Now study about Matthew Hurles and your team have analyzed genomic and phenotypic data from 340,925 individuals from the UK Biobank (people aged between 39 and 73 years; considered old enough to have had the opportunity to reproduce). What they found was, indeed, people who had a dangerous variant of one of these genes had less likely but significantly higher have no children than those who do not. Especially the men.
What’s going on here?
That’s interesting, why? Sanger Institute Wellcome Analysis recommend that male individuals with this restricted gene variant are more likely to display cognitive and behavioral traits than reduce your chances of finding a partner (and, if found, to reproduce). Some are obvious (lower scores on cognitive tests or a greater risk of developing a mental illness such as depression), but others are more subtle and relate to certain personality characteristics or even to ideological ideas and/or positions.
This is not surprising. There are many studies that provide supporting evidence direct relationship between personality and political ideology (or, at least, certain ideological-political tendencies). In fact, the traits associated with political progressivism or with conservatism they are famous. That job Nature magazine is out today have not analyzed this in depth, but it does lay the groundwork for future studies.

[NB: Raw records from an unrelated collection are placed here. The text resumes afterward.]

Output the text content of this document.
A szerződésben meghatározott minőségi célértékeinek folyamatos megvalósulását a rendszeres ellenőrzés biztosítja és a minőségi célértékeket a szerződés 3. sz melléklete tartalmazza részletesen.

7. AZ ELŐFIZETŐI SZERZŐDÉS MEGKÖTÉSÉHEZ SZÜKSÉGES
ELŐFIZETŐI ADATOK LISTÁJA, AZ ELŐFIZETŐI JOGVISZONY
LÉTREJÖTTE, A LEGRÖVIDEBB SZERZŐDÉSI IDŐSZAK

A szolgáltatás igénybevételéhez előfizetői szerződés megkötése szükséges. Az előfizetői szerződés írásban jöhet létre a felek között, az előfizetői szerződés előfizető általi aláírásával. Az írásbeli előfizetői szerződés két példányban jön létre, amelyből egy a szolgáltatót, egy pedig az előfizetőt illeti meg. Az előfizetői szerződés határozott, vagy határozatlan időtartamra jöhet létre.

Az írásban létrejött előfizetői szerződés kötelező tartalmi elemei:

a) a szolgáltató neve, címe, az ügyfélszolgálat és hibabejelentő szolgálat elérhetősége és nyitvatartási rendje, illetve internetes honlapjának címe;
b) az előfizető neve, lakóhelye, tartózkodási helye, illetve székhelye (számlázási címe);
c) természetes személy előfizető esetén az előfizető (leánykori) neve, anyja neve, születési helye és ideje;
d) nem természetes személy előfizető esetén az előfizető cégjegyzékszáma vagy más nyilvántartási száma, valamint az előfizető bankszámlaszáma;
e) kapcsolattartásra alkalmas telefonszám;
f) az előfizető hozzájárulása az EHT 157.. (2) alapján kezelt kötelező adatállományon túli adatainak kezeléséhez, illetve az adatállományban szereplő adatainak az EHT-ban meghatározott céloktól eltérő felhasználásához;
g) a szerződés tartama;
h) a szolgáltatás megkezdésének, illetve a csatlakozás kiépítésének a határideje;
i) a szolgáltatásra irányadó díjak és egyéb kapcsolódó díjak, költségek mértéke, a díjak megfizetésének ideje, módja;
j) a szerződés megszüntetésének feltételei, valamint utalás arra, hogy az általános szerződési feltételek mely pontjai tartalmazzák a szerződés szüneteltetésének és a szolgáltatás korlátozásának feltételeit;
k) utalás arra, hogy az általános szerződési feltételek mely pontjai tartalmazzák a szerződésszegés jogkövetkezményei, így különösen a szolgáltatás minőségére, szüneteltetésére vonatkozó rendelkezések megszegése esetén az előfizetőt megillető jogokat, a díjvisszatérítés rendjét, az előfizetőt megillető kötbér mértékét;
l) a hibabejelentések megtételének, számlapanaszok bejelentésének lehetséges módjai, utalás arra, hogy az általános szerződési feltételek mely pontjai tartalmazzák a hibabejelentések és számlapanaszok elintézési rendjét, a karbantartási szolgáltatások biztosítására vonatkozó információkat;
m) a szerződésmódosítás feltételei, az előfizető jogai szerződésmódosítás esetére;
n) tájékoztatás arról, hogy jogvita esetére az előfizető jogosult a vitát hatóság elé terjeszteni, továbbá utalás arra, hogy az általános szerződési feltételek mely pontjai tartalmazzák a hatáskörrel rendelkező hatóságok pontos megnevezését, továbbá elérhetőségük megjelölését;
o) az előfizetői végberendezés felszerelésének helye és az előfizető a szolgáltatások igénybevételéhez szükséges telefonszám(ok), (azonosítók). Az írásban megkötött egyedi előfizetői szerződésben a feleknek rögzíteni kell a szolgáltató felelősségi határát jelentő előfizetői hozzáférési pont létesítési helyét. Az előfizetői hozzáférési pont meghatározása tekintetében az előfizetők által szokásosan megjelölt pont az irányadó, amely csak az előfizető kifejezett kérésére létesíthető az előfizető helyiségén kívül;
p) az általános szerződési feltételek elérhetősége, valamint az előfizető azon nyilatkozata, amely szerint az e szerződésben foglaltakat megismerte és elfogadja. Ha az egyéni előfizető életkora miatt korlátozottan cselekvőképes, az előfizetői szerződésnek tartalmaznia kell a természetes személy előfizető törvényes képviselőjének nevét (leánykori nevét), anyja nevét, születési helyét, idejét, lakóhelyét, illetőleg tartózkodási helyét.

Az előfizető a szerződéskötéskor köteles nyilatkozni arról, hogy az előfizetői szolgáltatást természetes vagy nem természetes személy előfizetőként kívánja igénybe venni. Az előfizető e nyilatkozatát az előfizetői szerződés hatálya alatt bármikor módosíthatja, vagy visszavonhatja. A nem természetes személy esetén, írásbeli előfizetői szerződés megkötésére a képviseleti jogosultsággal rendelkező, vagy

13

This clearly does not mean that all persons with an antinatalist position have mutations in the restricted gene. Far from it: genetics doesn’t work that way. In fact, the authors point out that More features (such as sociodemographic factors and personal preferences) are more important in determining whether a person has children or not. However, it does provide important clues for understanding how and why this dangerous variant disappeared from the population.
Moreover, say the authors, at the aggregate level (that is, over several generations and at the population level), the association between harmful mutations in restricted genes and decreased reproductive success could explain about 20% of mortality. Selective pressure acting on restricted genes. And these (even taking into account all the limitations of the work) are big words.